Bought a mouse for him yesterday but when i went to feed him last night his eyes were cloudy, so i couldnt feed him. Honestly, some people are just so damn incosiderate!!!!!!!!!!! 
Also, the pet shop i go to is family-run (mum, dad & daughter) and its usually the daughter that deals with the snake-food, but it must have been her day off cos the mum had to go into the freezer for a fuzzy for me, much to her horror  Twas a shame but at the same time: f:censor:ing hillarious 
Also Also, when defrosted the fuzzy appeared to have a bit of poo on its bum, has anyone had that before? Should i not feed it to the snake if its got that? Surely it wouldnt matter as snakes eat mice whole (colons and everything) anyway. Any thoughts?


----------



## Mujician (Mar 7, 2007)

Loving the blog snakey blog! You have an amazing way with words! LOL. What are you studying at Uni, and wouldn't it be easier for you if you move into a rented house or something? What are you going to do when it is time to move out?

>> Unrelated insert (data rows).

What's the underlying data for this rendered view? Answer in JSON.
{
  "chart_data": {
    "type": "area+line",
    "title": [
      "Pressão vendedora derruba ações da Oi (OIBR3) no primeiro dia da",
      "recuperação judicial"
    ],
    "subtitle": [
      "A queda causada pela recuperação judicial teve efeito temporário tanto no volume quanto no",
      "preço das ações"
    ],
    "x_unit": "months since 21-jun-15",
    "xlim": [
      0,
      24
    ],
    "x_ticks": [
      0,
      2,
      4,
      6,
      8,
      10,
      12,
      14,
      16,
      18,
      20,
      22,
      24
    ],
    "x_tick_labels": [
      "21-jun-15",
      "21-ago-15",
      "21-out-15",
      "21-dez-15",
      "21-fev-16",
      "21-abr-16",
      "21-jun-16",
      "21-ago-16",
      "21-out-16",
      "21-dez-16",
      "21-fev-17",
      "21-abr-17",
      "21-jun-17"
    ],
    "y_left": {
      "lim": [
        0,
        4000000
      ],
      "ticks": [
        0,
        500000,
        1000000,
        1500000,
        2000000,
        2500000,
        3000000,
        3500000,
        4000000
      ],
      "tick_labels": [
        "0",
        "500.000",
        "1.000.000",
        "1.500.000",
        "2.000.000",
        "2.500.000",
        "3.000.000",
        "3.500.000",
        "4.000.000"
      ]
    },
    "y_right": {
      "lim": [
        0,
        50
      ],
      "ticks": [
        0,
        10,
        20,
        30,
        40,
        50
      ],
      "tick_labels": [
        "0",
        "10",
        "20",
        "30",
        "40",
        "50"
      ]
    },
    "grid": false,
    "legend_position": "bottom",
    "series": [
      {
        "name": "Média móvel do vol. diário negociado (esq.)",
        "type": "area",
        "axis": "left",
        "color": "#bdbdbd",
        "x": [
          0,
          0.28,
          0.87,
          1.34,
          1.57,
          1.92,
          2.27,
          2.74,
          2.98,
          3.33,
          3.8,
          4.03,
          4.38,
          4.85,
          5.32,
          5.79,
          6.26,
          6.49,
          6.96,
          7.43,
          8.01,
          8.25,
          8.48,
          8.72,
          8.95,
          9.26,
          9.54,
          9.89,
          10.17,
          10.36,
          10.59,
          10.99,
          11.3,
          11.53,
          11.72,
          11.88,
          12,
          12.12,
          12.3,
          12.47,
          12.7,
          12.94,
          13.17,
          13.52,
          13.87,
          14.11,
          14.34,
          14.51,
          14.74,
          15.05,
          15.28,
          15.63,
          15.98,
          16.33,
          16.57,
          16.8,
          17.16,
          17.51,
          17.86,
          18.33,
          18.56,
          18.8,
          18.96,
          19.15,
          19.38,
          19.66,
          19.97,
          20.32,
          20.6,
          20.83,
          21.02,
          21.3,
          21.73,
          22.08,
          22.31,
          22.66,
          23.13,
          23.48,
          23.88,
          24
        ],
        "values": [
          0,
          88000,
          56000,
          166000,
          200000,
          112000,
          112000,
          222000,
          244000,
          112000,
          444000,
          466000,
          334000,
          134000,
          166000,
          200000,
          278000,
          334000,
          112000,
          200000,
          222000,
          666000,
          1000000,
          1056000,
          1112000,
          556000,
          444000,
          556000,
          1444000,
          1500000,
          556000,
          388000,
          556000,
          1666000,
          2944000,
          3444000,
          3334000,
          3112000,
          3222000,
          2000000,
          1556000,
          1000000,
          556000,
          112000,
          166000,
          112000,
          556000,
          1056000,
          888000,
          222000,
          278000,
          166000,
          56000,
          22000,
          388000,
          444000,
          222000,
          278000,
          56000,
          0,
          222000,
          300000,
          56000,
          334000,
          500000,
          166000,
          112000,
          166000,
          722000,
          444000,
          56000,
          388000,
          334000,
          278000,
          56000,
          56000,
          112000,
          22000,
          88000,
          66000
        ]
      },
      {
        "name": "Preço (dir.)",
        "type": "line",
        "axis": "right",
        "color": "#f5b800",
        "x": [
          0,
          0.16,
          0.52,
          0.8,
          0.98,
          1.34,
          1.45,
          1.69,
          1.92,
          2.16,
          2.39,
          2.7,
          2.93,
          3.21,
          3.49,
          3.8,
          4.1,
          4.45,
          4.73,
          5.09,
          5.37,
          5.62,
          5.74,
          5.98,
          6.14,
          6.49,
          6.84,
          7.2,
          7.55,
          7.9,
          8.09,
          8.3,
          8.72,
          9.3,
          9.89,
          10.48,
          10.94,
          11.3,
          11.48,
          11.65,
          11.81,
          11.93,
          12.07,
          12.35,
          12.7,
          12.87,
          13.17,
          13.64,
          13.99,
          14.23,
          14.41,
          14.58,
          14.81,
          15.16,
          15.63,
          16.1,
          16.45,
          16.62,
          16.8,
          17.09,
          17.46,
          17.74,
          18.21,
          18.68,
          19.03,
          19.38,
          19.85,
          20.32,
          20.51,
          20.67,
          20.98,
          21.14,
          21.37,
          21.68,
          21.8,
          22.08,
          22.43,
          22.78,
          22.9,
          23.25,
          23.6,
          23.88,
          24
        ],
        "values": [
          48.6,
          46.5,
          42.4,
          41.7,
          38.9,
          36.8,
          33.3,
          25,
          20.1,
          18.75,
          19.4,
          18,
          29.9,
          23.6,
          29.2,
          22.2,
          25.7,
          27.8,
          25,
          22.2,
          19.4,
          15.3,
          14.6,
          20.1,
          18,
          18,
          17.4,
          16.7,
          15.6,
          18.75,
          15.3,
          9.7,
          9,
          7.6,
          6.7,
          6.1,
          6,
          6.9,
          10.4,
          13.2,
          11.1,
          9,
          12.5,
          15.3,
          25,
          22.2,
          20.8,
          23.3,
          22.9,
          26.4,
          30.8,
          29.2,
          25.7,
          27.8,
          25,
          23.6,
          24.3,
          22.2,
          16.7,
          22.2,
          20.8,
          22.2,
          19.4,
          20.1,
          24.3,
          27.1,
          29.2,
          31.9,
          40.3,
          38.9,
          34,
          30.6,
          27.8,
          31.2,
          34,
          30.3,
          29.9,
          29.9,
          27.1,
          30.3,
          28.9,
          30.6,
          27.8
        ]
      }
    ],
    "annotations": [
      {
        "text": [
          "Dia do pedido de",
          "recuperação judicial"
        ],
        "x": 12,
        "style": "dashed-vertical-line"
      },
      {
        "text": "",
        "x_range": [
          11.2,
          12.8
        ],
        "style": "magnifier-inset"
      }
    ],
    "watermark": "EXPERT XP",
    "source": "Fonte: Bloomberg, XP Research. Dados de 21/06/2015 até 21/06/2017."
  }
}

Wave the snake in front of her face and shout "This has been in my room for three years"?!!!!!!


----------



## Stavros88 (Dec 6, 2008)

EXACTLY!!! Possibly with a Muahahahahahahahaha****youbitchhahahahahahahaha thrown in for good measure 
I'm studying law at uni, and I'd love to move out, but theres a couple of problems with doing that: I'm a bit on the cash-strapped side, and the postgraduate diploma in legal practice is a 9-5 thing so i wouldnt be able to work during it and would have to move back home during that anyway, but it IS something i'm thinking about.


----------